Microfluidic synthesis of nanostructures
Series: Wilhelm Lectures
Location: Friend Center Convocation Room
Date/Time: Wednesday, October 17, 2012, 4:00 p.m. - 5:00 p.m.
Chemically synthesized nanostructured materials are being considered for active elements in many device applications, including photovoltaics, displays, and bio-chem sensing. In order to realize the promise of these techniques, it will be critical to have efficient, reproducible synthesis of the nanostructures. Currently, nanoparticles are synthesized in a batch mode in small volumes, which is appropriate for studying the fundamental properties of nanosized structures and for developing proof of principle device structures; but batch synthesis suffers from variations of size distribution and properties from batch to batch. Continuous flow reactors integrated with heaters and fluid control elements offer a solution to these problems as well as expand the synthesis space by providing easier access to high pressure and temperature conditions. Moreover, integrating multiple reaction steps enable the synthesis of complex nanostructures.

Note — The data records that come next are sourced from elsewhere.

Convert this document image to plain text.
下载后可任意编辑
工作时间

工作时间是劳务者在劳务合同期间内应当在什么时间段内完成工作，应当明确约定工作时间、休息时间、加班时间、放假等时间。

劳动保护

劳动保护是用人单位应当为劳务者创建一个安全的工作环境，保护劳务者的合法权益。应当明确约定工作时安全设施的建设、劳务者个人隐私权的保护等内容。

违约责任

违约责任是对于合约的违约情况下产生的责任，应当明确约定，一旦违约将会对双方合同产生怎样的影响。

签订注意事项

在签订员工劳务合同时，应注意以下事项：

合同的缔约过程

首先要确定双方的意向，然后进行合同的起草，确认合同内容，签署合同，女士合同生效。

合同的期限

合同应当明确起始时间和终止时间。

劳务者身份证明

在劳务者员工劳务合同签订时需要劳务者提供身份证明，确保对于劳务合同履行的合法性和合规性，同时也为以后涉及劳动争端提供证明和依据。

The characteristics and capabilities of the continuous synthesis are demonstrated through case studies, including shape control in the synthesis of metal nanoparticles, growth of semiconductor core shell nanoparticles, specifically InP overcoated with ZnSe in daisy-chained microreactors, formation of polymer particles loaded with quantum dots, and synthesis of silica particles decorated with Au nanoparticles for surface enhanced Raman spectroscopy.